JAKARTA (Pos Kota) – Mantan Menteri Koordinator Kemaritiman Dr Rizal Ramli mengatakan, pemerintah setiap tahun menggelontorkan dana besar untuk pariwisata. Tapi anehnya hanya Bali yang dikenal. Untuk itulah, ketika masih menjabat sebagai Menteri Koordinator Kemaritiman Rizal sempat melayangkan program 10 destinasi baru.

Rizal menekankan, Danau Toba cukup potensial menjadi tempat wisata baru. Ia mengatakan, mengembangankan Danau Toba harus diikuti dengan perubahan kultur masyarakat setempat. Pertama, kultur jorok harus diubah menjadi bersih. Kedua, kultur pasang wajah kencang, harus diubah menjadi senyum. Dan ketiga, kalau jual barang jangan menipu.

“Pariwisata itu juga alat untuk mengubah kultur. Dalam hal ini, wajah orang Batak yang kencang meski hatinya baik-baik harus membiasakan diri senyum,” ujar Rizal Ramli di jakartya, Senin (13/11).

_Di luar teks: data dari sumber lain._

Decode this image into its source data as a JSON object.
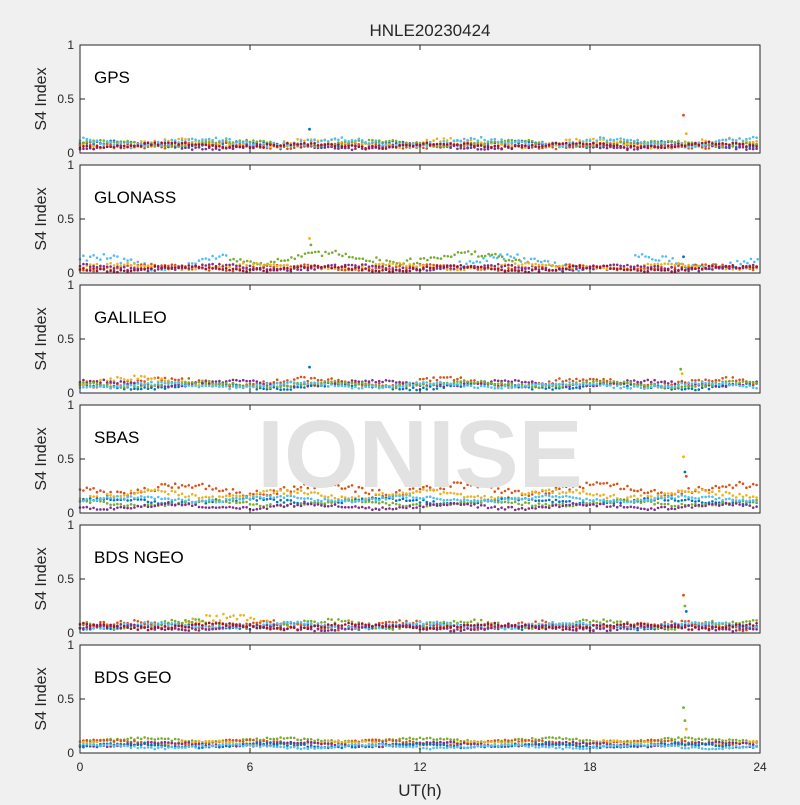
{
  "figure": {
    "title": "HNLE20230424",
    "xlabel": "UT(h)",
    "ylabel": "S4 Index",
    "watermark": "IONISE"
  },
  "colors": {
    "series": [
      "#0072bd",
      "#d95319",
      "#edb120",
      "#7e2f8e",
      "#77ac30",
      "#4dbeee",
      "#a2142f"
    ],
    "axes_bg": "#ffffff",
    "figure_bg": "#f0f0f0",
    "watermark": "#e2e2e2"
  },
  "chart_data": [
    {
      "type": "scatter",
      "label": "GPS",
      "xlim": [
        0,
        24
      ],
      "ylim": [
        0,
        1
      ],
      "xticks": [
        0,
        6,
        12,
        18,
        24
      ],
      "yticks": [
        0,
        0.5,
        1
      ],
      "ytick_labels": [
        "0",
        "0.5",
        "1"
      ],
      "grid": false,
      "series": [
        {
          "color": 0,
          "segments": [
            [
              0,
              24
            ]
          ],
          "base": 0.08,
          "amp": 0.02
        },
        {
          "color": 1,
          "segments": [
            [
              0,
              24
            ]
          ],
          "base": 0.07,
          "amp": 0.02
        },
        {
          "color": 2,
          "segments": [
            [
              0,
              24
            ]
          ],
          "base": 0.09,
          "amp": 0.03
        },
        {
          "color": 3,
          "segments": [
            [
              0,
              24
            ]
          ],
          "base": 0.06,
          "amp": 0.02
        },
        {
          "color": 4,
          "segments": [
            [
              0,
              24
            ]
          ],
          "base": 0.09,
          "amp": 0.02
        },
        {
          "color": 5,
          "segments": [
            [
              0,
              24
            ]
          ],
          "base": 0.1,
          "amp": 0.03
        },
        {
          "color": 6,
          "segments": [
            [
              0,
              24
            ]
          ],
          "base": 0.07,
          "amp": 0.02
        }
      ],
      "spikes": [
        {
          "x": 8.1,
          "y": 0.22,
          "color": 0
        },
        {
          "x": 21.3,
          "y": 0.35,
          "color": 1
        },
        {
          "x": 21.4,
          "y": 0.18,
          "color": 2
        }
      ]
    },
    {
      "type": "scatter",
      "label": "GLONASS",
      "xlim": [
        0,
        24
      ],
      "ylim": [
        0,
        1
      ],
      "xticks": [
        0,
        6,
        12,
        18,
        24
      ],
      "yticks": [
        0,
        0.5,
        1
      ],
      "ytick_labels": [
        "0",
        "0.5",
        "1"
      ],
      "grid": false,
      "series": [
        {
          "color": 5,
          "segments": [
            [
              0,
              5.2
            ],
            [
              13.4,
              17.8
            ],
            [
              19.6,
              24
            ]
          ],
          "base": 0.1,
          "amp": 0.05
        },
        {
          "color": 4,
          "segments": [
            [
              5.3,
              15.5
            ]
          ],
          "base": 0.14,
          "amp": 0.04
        },
        {
          "color": 1,
          "segments": [
            [
              0,
              24
            ]
          ],
          "base": 0.05,
          "amp": 0.02
        },
        {
          "color": 2,
          "segments": [
            [
              0,
              24
            ]
          ],
          "base": 0.06,
          "amp": 0.02
        },
        {
          "color": 3,
          "segments": [
            [
              0,
              24
            ]
          ],
          "base": 0.05,
          "amp": 0.02
        },
        {
          "color": 6,
          "segments": [
            [
              0,
              24
            ]
          ],
          "base": 0.04,
          "amp": 0.02
        }
      ],
      "spikes": [
        {
          "x": 8.1,
          "y": 0.32,
          "color": 2
        },
        {
          "x": 8.15,
          "y": 0.26,
          "color": 4
        },
        {
          "x": 21.3,
          "y": 0.15,
          "color": 0
        }
      ]
    },
    {
      "type": "scatter",
      "label": "GALILEO",
      "xlim": [
        0,
        24
      ],
      "ylim": [
        0,
        1
      ],
      "xticks": [
        0,
        6,
        12,
        18,
        24
      ],
      "yticks": [
        0,
        0.5,
        1
      ],
      "ytick_labels": [
        "0",
        "0.5",
        "1"
      ],
      "grid": false,
      "series": [
        {
          "color": 0,
          "segments": [
            [
              0,
              24
            ]
          ],
          "base": 0.06,
          "amp": 0.02
        },
        {
          "color": 1,
          "segments": [
            [
              0,
              24
            ]
          ],
          "base": 0.1,
          "amp": 0.03
        },
        {
          "color": 2,
          "segments": [
            [
              0,
              4.8
            ]
          ],
          "base": 0.11,
          "amp": 0.03
        },
        {
          "color": 3,
          "segments": [
            [
              0,
              24
            ]
          ],
          "base": 0.09,
          "amp": 0.02
        },
        {
          "color": 4,
          "segments": [
            [
              0,
              24
            ]
          ],
          "base": 0.08,
          "amp": 0.02
        },
        {
          "color": 5,
          "segments": [
            [
              0,
              24
            ]
          ],
          "base": 0.07,
          "amp": 0.02
        }
      ],
      "spikes": [
        {
          "x": 8.1,
          "y": 0.24,
          "color": 0
        },
        {
          "x": 21.2,
          "y": 0.22,
          "color": 4
        },
        {
          "x": 21.25,
          "y": 0.18,
          "color": 2
        }
      ]
    },
    {
      "type": "scatter",
      "label": "SBAS",
      "xlim": [
        0,
        24
      ],
      "ylim": [
        0,
        1
      ],
      "xticks": [
        0,
        6,
        12,
        18,
        24
      ],
      "yticks": [
        0,
        0.5,
        1
      ],
      "ytick_labels": [
        "0",
        "0.5",
        "1"
      ],
      "grid": false,
      "series": [
        {
          "color": 1,
          "segments": [
            [
              0,
              24
            ]
          ],
          "base": 0.22,
          "amp": 0.04
        },
        {
          "color": 2,
          "segments": [
            [
              0,
              24
            ]
          ],
          "base": 0.17,
          "amp": 0.03
        },
        {
          "color": 0,
          "segments": [
            [
              0,
              24
            ]
          ],
          "base": 0.11,
          "amp": 0.02
        },
        {
          "color": 4,
          "segments": [
            [
              0,
              24
            ]
          ],
          "base": 0.09,
          "amp": 0.02
        },
        {
          "color": 3,
          "segments": [
            [
              0,
              24
            ]
          ],
          "base": 0.06,
          "amp": 0.02
        },
        {
          "color": 5,
          "segments": [
            [
              0,
              24
            ]
          ],
          "base": 0.13,
          "amp": 0.02
        }
      ],
      "spikes": [
        {
          "x": 21.3,
          "y": 0.52,
          "color": 2
        },
        {
          "x": 21.35,
          "y": 0.38,
          "color": 0
        },
        {
          "x": 21.4,
          "y": 0.34,
          "color": 1
        }
      ]
    },
    {
      "type": "scatter",
      "label": "BDS NGEO",
      "xlim": [
        0,
        24
      ],
      "ylim": [
        0,
        1
      ],
      "xticks": [
        0,
        6,
        12,
        18,
        24
      ],
      "yticks": [
        0,
        0.5,
        1
      ],
      "ytick_labels": [
        "0",
        "0.5",
        "1"
      ],
      "grid": false,
      "series": [
        {
          "color": 0,
          "segments": [
            [
              0,
              24
            ]
          ],
          "base": 0.06,
          "amp": 0.02
        },
        {
          "color": 1,
          "segments": [
            [
              0,
              24
            ]
          ],
          "base": 0.07,
          "amp": 0.03
        },
        {
          "color": 2,
          "segments": [
            [
              3.5,
              7.5
            ]
          ],
          "base": 0.1,
          "amp": 0.05
        },
        {
          "color": 4,
          "segments": [
            [
              0,
              24
            ]
          ],
          "base": 0.08,
          "amp": 0.03
        },
        {
          "color": 5,
          "segments": [
            [
              0,
              24
            ]
          ],
          "base": 0.07,
          "amp": 0.02
        },
        {
          "color": 3,
          "segments": [
            [
              0,
              24
            ]
          ],
          "base": 0.05,
          "amp": 0.02
        },
        {
          "color": 6,
          "segments": [
            [
              0,
              24
            ]
          ],
          "base": 0.06,
          "amp": 0.02
        }
      ],
      "spikes": [
        {
          "x": 21.3,
          "y": 0.35,
          "color": 1
        },
        {
          "x": 21.35,
          "y": 0.25,
          "color": 4
        },
        {
          "x": 21.4,
          "y": 0.2,
          "color": 0
        }
      ]
    },
    {
      "type": "scatter",
      "label": "BDS GEO",
      "xlim": [
        0,
        24
      ],
      "ylim": [
        0,
        1
      ],
      "xticks": [
        0,
        6,
        12,
        18,
        24
      ],
      "yticks": [
        0,
        0.5,
        1
      ],
      "ytick_labels": [
        "0",
        "0.5",
        "1"
      ],
      "grid": false,
      "series": [
        {
          "color": 4,
          "segments": [
            [
              0,
              24
            ]
          ],
          "base": 0.12,
          "amp": 0.015
        },
        {
          "color": 1,
          "segments": [
            [
              0,
              24
            ]
          ],
          "base": 0.1,
          "amp": 0.015
        },
        {
          "color": 2,
          "segments": [
            [
              0,
              24
            ]
          ],
          "base": 0.09,
          "amp": 0.015
        },
        {
          "color": 3,
          "segments": [
            [
              0,
              24
            ]
          ],
          "base": 0.08,
          "amp": 0.015
        },
        {
          "color": 0,
          "segments": [
            [
              0,
              24
            ]
          ],
          "base": 0.07,
          "amp": 0.015
        },
        {
          "color": 5,
          "segments": [
            [
              0,
              24
            ]
          ],
          "base": 0.06,
          "amp": 0.015
        }
      ],
      "spikes": [
        {
          "x": 21.3,
          "y": 0.42,
          "color": 4
        },
        {
          "x": 21.35,
          "y": 0.3,
          "color": 4
        },
        {
          "x": 21.4,
          "y": 0.22,
          "color": 2
        }
      ]
    }
  ]
}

Rizal mengatakan, jika dikembangkan cerita yang dahsyat tentang Danau Toba saat meletus 73.000 tahun lalu, maka turis akan berbondong-bondong ke Danau Toba.

“Tadinya terdiri dari benua-benua yang tersambung dengan es, karena dunia panas kemudian terpisah, jadilah benua-benua. Ini yang dinamakan global warming, ini pernah kejadian di Danau Toba, terjadi tranformasi Darwinnya. Kalau diceritakan ini dahsyat sekali, kalau orang dengar cerita ini dia buru-buru pesan tiket untuk lihat Danau Toba, dia datang ke sini ingin lihat ledakan terbesar di dunia, baru lihat keindahan, beli sovenir. Jadi ada imajinasinya, jadi harus ada story line,” papar Rizal Ramli.

Menteri Koordinator bidang Perekonomian era pemerintahan Presiden Gus Dur ini mengatakan, kalau Pemerintah Sumatera Utara serius mengembangkan Danau Toba dengan bantuan pemerintah pusat, kesejahteraan rakyat akan meningkat.

Rizal Ramli mengatakan, dengan mempromosikan latar belakang sejarah, sebuah objek wisata bakal lebih menarik minat wisatawan untuk berkunjung. Sebab, selain menikmati keindahan pengunjung juga dapat menambah pengetahuan.